Можно думать, что оптимист Рудаков, готовясь принять участие в дискуссии о «формализме», ориентировался на значительно более благоприятное событие полуторагодичной давности – доклад Н. И. Бухарина на I съезде писателей. Для Рудакова должны были быть важны не только «либеральность» доклада, его культурная оснащенность и явные отличия от стиля партийно-государственных директивных текстов, но и то, что Бухарин подробно говорил о формальном подходе. Он начал с вопроса о «поэзии как таковой», цитировал при этом «Слово» Гумилева, выделял среди формалистов Жирмунского, а Шкловского назвал, критикуя его, «одним из самых выдающихся теоретиков формализма». Как и у Троцкого одиннадцатью годами ранее в статье о формальной школе[1320]
; как у самого Бухарина в выступлении во время дискуссии 1925 г. об искусстве и революции[1321], идеологически обусловленное общее отношение к формальной школе могло быть только негативным, но для 1934 г., когда она уже несколько лет как перестала существовать, явилось либеральной неожиданностью само внимание, уделенное ей в докладе, имевшем ранг официального. Если в 1924 г. Б. М. Эйхенбаум на равных полемизировал с Троцким, остро иронизируя над его признанием того, что «известная часть изыскательской работы формалистов вполне полезна», и настаивая на отнюдь не вспомогательном, но методологическом значении формального принципа для конституирования литературоведения в качестве самостоятельной науки[1322], то десять лет спустя примерно такое же ограниченное признание формализма Бухариным попадало в совершенно иной общественный контекст и выглядело едва ли не как стремление прекратить или хотя бы умерить идеологическую и организационную опалу школы, уже лишенной возможности на чем-либо настаивать.Однако, не говоря уже о том, что Бухарин на самом деле не имел полномочий проводить самостоятельную культурную политику и тем более определять ее курс от имени партийно-государственных инстанций, ведущие ученые школы нимало не были склонны занять, как говорилось в докладе, «им по заслугам полагающееся место в кооперации работников-искусствоведов» и стать одновременно учителями «поэтики как технологии поэтического творчества»[1323]
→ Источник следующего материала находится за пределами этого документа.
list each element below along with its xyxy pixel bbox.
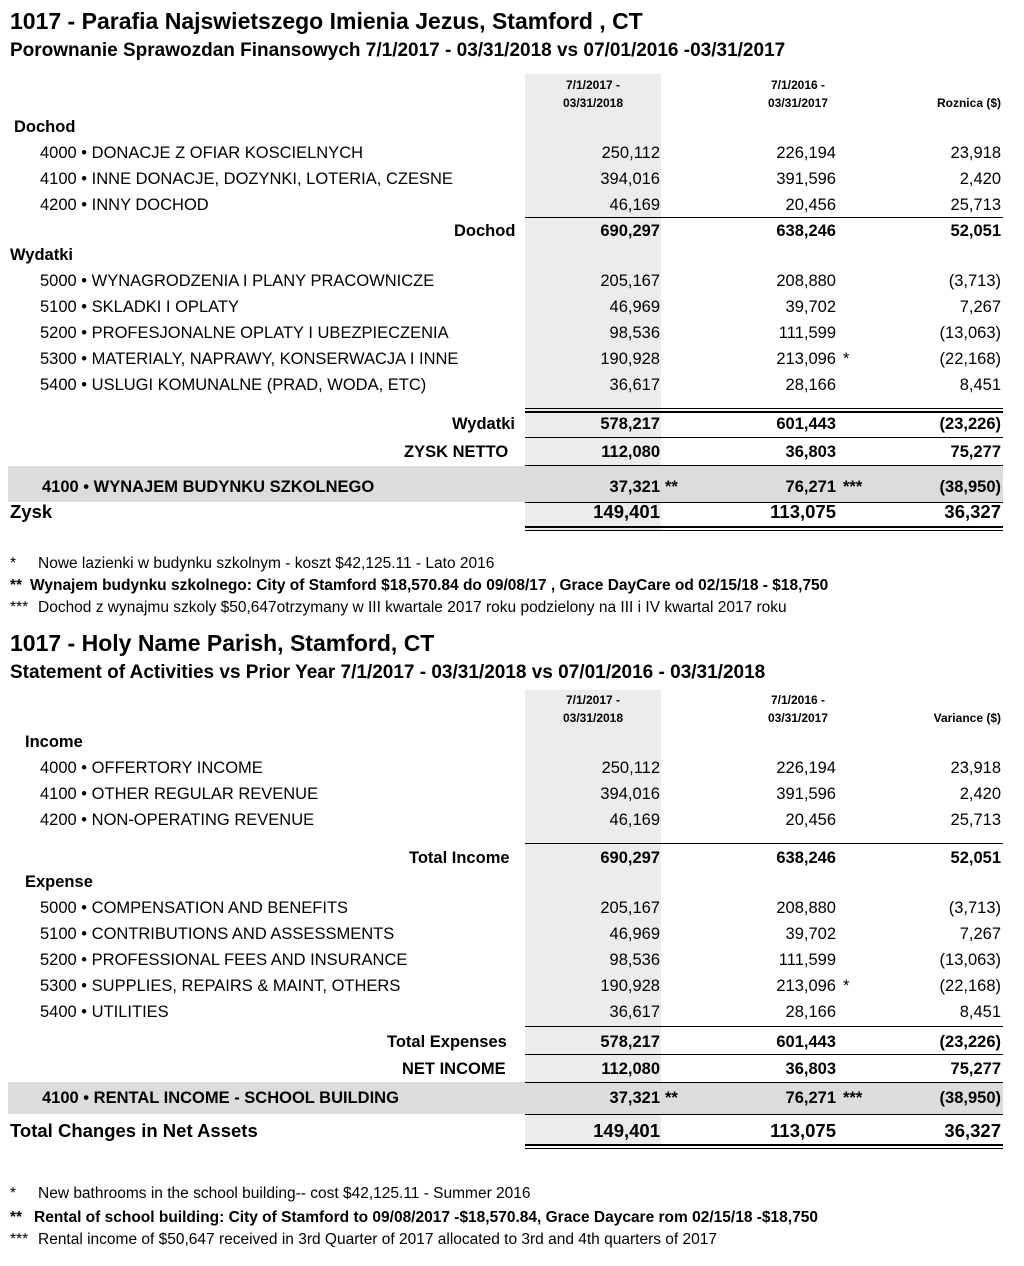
row-label: 5000 • COMPENSATION AND BENEFITS [40, 899, 349, 917]
table-row [0, 372, 1024, 398]
row-value: 76,271 [785, 1089, 836, 1107]
table-row [0, 346, 1024, 372]
row-value: 25,713 [950, 196, 1001, 214]
row-label: Zysk [10, 501, 53, 522]
rule [525, 1026, 1003, 1027]
row-label: 5200 • PROFESSIONAL FEES AND INSURANCE [40, 951, 408, 969]
row-value: 190,928 [600, 977, 660, 995]
row-value: 638,246 [776, 849, 836, 867]
row-label: Income [25, 733, 83, 751]
footnote-marker: *** [843, 478, 863, 496]
row-value: 36,803 [785, 443, 836, 461]
row-value: (38,950) [939, 478, 1001, 496]
polish-col2-header [730, 76, 866, 112]
table-row [0, 781, 1024, 807]
row-value: 111,599 [778, 324, 836, 342]
row-value: (38,950) [939, 1089, 1001, 1107]
row-value: 111,599 [778, 951, 836, 969]
row-label: 4100 • RENTAL INCOME - SCHOOL BUILDING [42, 1089, 399, 1107]
english-note-2: ** Rental of school building: City of Stamford to 09/08/2017 -$18,570.84, Grace Daycare rom 02/15/18 -$18,750 [10, 1209, 818, 1226]
row-label: Dochod [454, 222, 516, 240]
row-value: 205,167 [600, 272, 660, 290]
english-note-1: * New bathrooms in the school building-- cost $42,125.11 - Summer 2016 [10, 1185, 531, 1202]
row-value: 208,880 [776, 899, 836, 917]
row-value: 20,456 [785, 811, 836, 829]
rule [525, 408, 1003, 409]
table-row [0, 320, 1024, 346]
row-label: Wydatki [452, 415, 515, 433]
row-label: 4200 • NON-OPERATING REVENUE [40, 811, 315, 829]
row-value: 2,420 [959, 170, 1001, 188]
row-label: 5000 • WYNAGRODZENIA I PLANY PRACOWNICZE [40, 272, 435, 290]
row-value: 36,327 [944, 501, 1001, 522]
polish-subtitle: Porownanie Sprawozdan Finansowych 7/1/2017 - 03/31/2018 vs 07/01/2016 -03/31/2017 [10, 40, 786, 61]
row-value: 250,112 [601, 759, 660, 777]
row-value: 39,702 [785, 925, 836, 943]
row-value: 113,075 [770, 1120, 836, 1141]
row-value: 601,443 [776, 415, 836, 433]
row-value: 394,016 [600, 785, 660, 803]
row-value: 112,080 [601, 443, 660, 461]
table-row [0, 895, 1024, 921]
row-value: 25,713 [950, 811, 1001, 829]
row-value: 36,617 [609, 1003, 660, 1021]
english-income-total [0, 845, 1024, 871]
row-value: 205,167 [600, 899, 660, 917]
polish-net [0, 439, 1024, 465]
row-label: 5100 • SKLADKI I OPLATY [40, 298, 239, 316]
english-col3-header: Variance ($) [933, 711, 1001, 725]
row-value: (23,226) [939, 1033, 1001, 1051]
row-label: 5400 • UTILITIES [40, 1003, 169, 1021]
row-label: 4000 • OFFERTORY INCOME [40, 759, 263, 777]
polish-col3-header: Roznica ($) [936, 96, 1001, 110]
row-value: 28,166 [785, 376, 836, 394]
row-label: Total Changes in Net Assets [10, 1120, 258, 1141]
table-row [0, 921, 1024, 947]
english-title: 1017 - Holy Name Parish, Stamford, CT [10, 630, 435, 656]
row-value: 208,880 [776, 272, 836, 290]
rule [525, 843, 1003, 844]
row-value: 149,401 [593, 1120, 660, 1141]
row-label: 4100 • WYNAJEM BUDYNKU SZKOLNEGO [42, 478, 375, 496]
row-value: 690,297 [600, 849, 660, 867]
row-value: 37,321 [609, 478, 660, 496]
row-value: 112,080 [601, 1060, 660, 1078]
row-value: 52,051 [950, 222, 1001, 240]
table-row [0, 192, 1024, 218]
polish-title: 1017 - Parafia Najswietszego Imienia Jezus, Stamford , CT [10, 8, 643, 34]
header-line: 7/1/2016 - [770, 693, 826, 707]
row-value: 36,327 [944, 1120, 1001, 1141]
row-value: 23,918 [950, 759, 1001, 777]
row-value: (3,713) [948, 899, 1001, 917]
rule [525, 1082, 1003, 1083]
polish-income-header [0, 114, 1024, 140]
row-value: 226,194 [776, 144, 836, 162]
row-value: (3,713) [948, 272, 1001, 290]
header-line: 03/31/2017 [767, 96, 829, 110]
table-row [0, 268, 1024, 294]
table-row [0, 166, 1024, 192]
rule [525, 526, 1003, 528]
row-value: 46,969 [609, 925, 660, 943]
row-value: 2,420 [959, 785, 1001, 803]
header-line: 03/31/2017 [767, 711, 829, 725]
english-total [0, 1118, 1024, 1144]
row-value: 8,451 [959, 1003, 1001, 1021]
row-value: 36,803 [785, 1060, 836, 1078]
row-value: 75,277 [950, 443, 1001, 461]
row-label: 5300 • SUPPLIES, REPAIRS & MAINT, OTHERS [40, 977, 401, 995]
row-value: 7,267 [959, 298, 1001, 316]
row-value: 20,456 [785, 196, 836, 214]
english-col2-header [730, 691, 866, 727]
row-value: 391,596 [776, 170, 836, 188]
english-expense-total [0, 1029, 1024, 1055]
polish-income-total [0, 218, 1024, 244]
english-rental-row [0, 1085, 1024, 1111]
row-label: NET INCOME [402, 1060, 506, 1078]
rule [525, 1144, 1003, 1146]
row-value: 190,928 [600, 350, 660, 368]
table-row [0, 294, 1024, 320]
rule [525, 530, 1003, 531]
row-value: 75,277 [950, 1060, 1001, 1078]
row-value: (13,063) [939, 324, 1001, 342]
table-row [0, 140, 1024, 166]
row-label: ZYSK NETTO [404, 443, 509, 461]
row-value: 213,096 [776, 977, 836, 995]
row-label: Total Income [409, 849, 510, 867]
row-label: Dochod [14, 118, 76, 136]
row-value: (23,226) [939, 415, 1001, 433]
row-value: 226,194 [776, 759, 836, 777]
row-value: 113,075 [770, 501, 836, 522]
row-value: (22,168) [939, 977, 1001, 995]
row-value: 52,051 [950, 849, 1001, 867]
row-label: 4100 • INNE DONACJE, DOZYNKI, LOTERIA, CZESNE [40, 170, 453, 188]
header-line: 03/31/2018 [562, 711, 624, 725]
row-value: 28,166 [785, 1003, 836, 1021]
row-value: 46,969 [609, 298, 660, 316]
polish-expense-total [0, 411, 1024, 437]
polish-col1-header [525, 76, 661, 112]
polish-total [0, 499, 1024, 525]
row-value: 23,918 [950, 144, 1001, 162]
row-label: 4200 • INNY DOCHOD [40, 196, 209, 214]
row-value: 250,112 [601, 144, 660, 162]
row-value: (22,168) [939, 350, 1001, 368]
footnote-marker: ** [665, 1089, 678, 1107]
rule [525, 1054, 1003, 1055]
row-value: 7,267 [959, 925, 1001, 943]
polish-note-1: * Nowe lazienki w budynku szkolnym - koszt $42,125.11 - Lato 2016 [10, 555, 495, 572]
row-label: 4000 • DONACJE Z OFIAR KOSCIELNYCH [40, 144, 364, 162]
row-value: 76,271 [785, 478, 836, 496]
polish-rental-row [0, 474, 1024, 500]
header-line: 7/1/2017 - [565, 693, 621, 707]
table-row [0, 755, 1024, 781]
footnote-marker: *** [843, 1089, 863, 1107]
footnote-marker: ** [665, 478, 678, 496]
row-value: 638,246 [776, 222, 836, 240]
row-value: 578,217 [600, 415, 660, 433]
row-value: 394,016 [600, 170, 660, 188]
row-value: 578,217 [600, 1033, 660, 1051]
footnote-marker: * [843, 977, 850, 995]
row-label: Expense [25, 873, 93, 891]
row-label: 5400 • USLUGI KOMUNALNE (PRAD, WODA, ETC) [40, 376, 427, 394]
row-value: 46,169 [609, 196, 660, 214]
polish-note-3: *** Dochod z wynajmu szkoly $50,647otrzymany w III kwartale 2017 roku podzielony na III i IV kwartal 2017 roku [10, 599, 787, 616]
row-label: Total Expenses [387, 1033, 507, 1051]
table-row [0, 807, 1024, 833]
row-value: 391,596 [776, 785, 836, 803]
row-value: 39,702 [785, 298, 836, 316]
row-label: 4100 • OTHER REGULAR REVENUE [40, 785, 319, 803]
header-line: 7/1/2016 - [770, 78, 826, 92]
english-col1-header [525, 691, 661, 727]
row-label: Wydatki [10, 246, 73, 264]
header-line: 03/31/2018 [562, 96, 624, 110]
polish-note-2: ** Wynajem budynku szkolnego: City of Stamford $18,570.84 do 09/08/17 , Grace DayCare od 02/15/18 - $18,750 [10, 577, 829, 594]
row-label: 5300 • MATERIALY, NAPRAWY, KONSERWACJA I INNE [40, 350, 459, 368]
row-label: 5100 • CONTRIBUTIONS AND ASSESSMENTS [40, 925, 395, 943]
rule [525, 437, 1003, 438]
row-value: 98,536 [609, 324, 660, 342]
rule [525, 1148, 1003, 1149]
table-row [0, 999, 1024, 1025]
english-net [0, 1056, 1024, 1082]
footnote-marker: * [843, 350, 850, 368]
english-expense-header [0, 869, 1024, 895]
row-value: 690,297 [600, 222, 660, 240]
row-value: 36,617 [609, 376, 660, 394]
row-label: 5200 • PROFESJONALNE OPLATY I UBEZPIECZENIA [40, 324, 449, 342]
row-value: (13,063) [939, 951, 1001, 969]
row-value: 601,443 [776, 1033, 836, 1051]
row-value: 8,451 [959, 376, 1001, 394]
english-income-header [0, 729, 1024, 755]
rule [525, 465, 1003, 466]
english-note-3: *** Rental income of $50,647 received in 3rd Quarter of 2017 allocated to 3rd and 4th quarters of 2017 [10, 1231, 717, 1248]
row-value: 46,169 [609, 811, 660, 829]
row-value: 37,321 [609, 1089, 660, 1107]
polish-expense-header [0, 242, 1024, 268]
row-value: 149,401 [593, 501, 660, 522]
row-value: 98,536 [609, 951, 660, 969]
table-row [0, 973, 1024, 999]
english-subtitle: Statement of Activities vs Prior Year 7/1/2017 - 03/31/2018 vs 07/01/2016 - 03/31/2018 [10, 662, 766, 683]
table-row [0, 947, 1024, 973]
rule [525, 1114, 1003, 1115]
row-value: 213,096 [776, 350, 836, 368]
header-line: 7/1/2017 - [565, 78, 621, 92]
. Об этом свидетельствует эпизод, происшедший в ноябре 1934 г. и связанный, по-видимому, с устремлениями Бухарина и Горького, проявившимися вокруг писательского съезда[1324]. Л. Б. Каменев от имени Горького предложил Томашевскому, Тынянову, Эйхенбауму, Жирмунскому составить некую хрестоматию образцов «художественных приемов» (т. е. именно реализовать то амплуа «спецов», которое было им предназначено в докладе Бухарина), от чего они отказались как от халтуры, предложив в ответ «начать заново научную разработку формальных проблем»[1325]. Для них то, что говорил Бухарин и вскоре Каменев, явилось только подтверждением свершившегося в 1929–1930 гг. конца школы, хотя в данном случае подтверждением политически мягким по сравнению со слышанным ими в свой адрес ранее.Между тем Рудаковым соответствующий раздел доклада Бухарина должен был восприниматься в ином ключе и служить указанием на практическую возможность применения идей школы. Человек младшего поколения, уже не заставший в дееспособном возрасте тех условий, в которых протекала основная работа формалистов, он изначально не мог не учитывать просто как данность ограничений, задаваемых науке государством, и, готовясь к ученой карьере, не мог не готовить и определенную мыслительную стратегию – на случай мало-мальски благоприятного изгиба культурной политики (каким и стал доклад Бухарина). Это должно было побудить его с особенным вниманием отнестись к тому, чтó Эйхенбаум (в дискуссии в «Печати и революции», материалы которой, вероятно, изучались Рудаковым в ГИИИ или позднее) называл точками соприкосновения формализма и марксизма. Он говорил о них в плане нейтральной «типологической» констатации, не делая отсюда каких-либо существенных выводов, – для Рудакова же эта тема потенциально приобретала значительный вес. Центральной точкой соприкосновения было, по Эйхенбауму, изучение закономерной эволюции – в отвлечении от случайного, индивидуального генезиса явлений, от личности деятеля (в высшей степени характерна эта вера крупного ученого в «научность» марксистской идеологии и, соответственно, в то, что большевистский вождь, с которым он спорит, должен и к литературе подходить научно)[1326]
. Именно такова история литературы без «авторов, дат», о которой мечтает Рудаков, с опорой на более позднюю работу Тынянова. Вполне вероятно, что вопрос о том, что понимают под марксистским литературоведением и как сюда относится формализм, обсуждался с Мандельштамом. Еще более вероятно, что эти разговоры касались писательского съезда, а также деятельности и высказываний Бухарина, который по понятным причинам особо интересовал поэта[1327].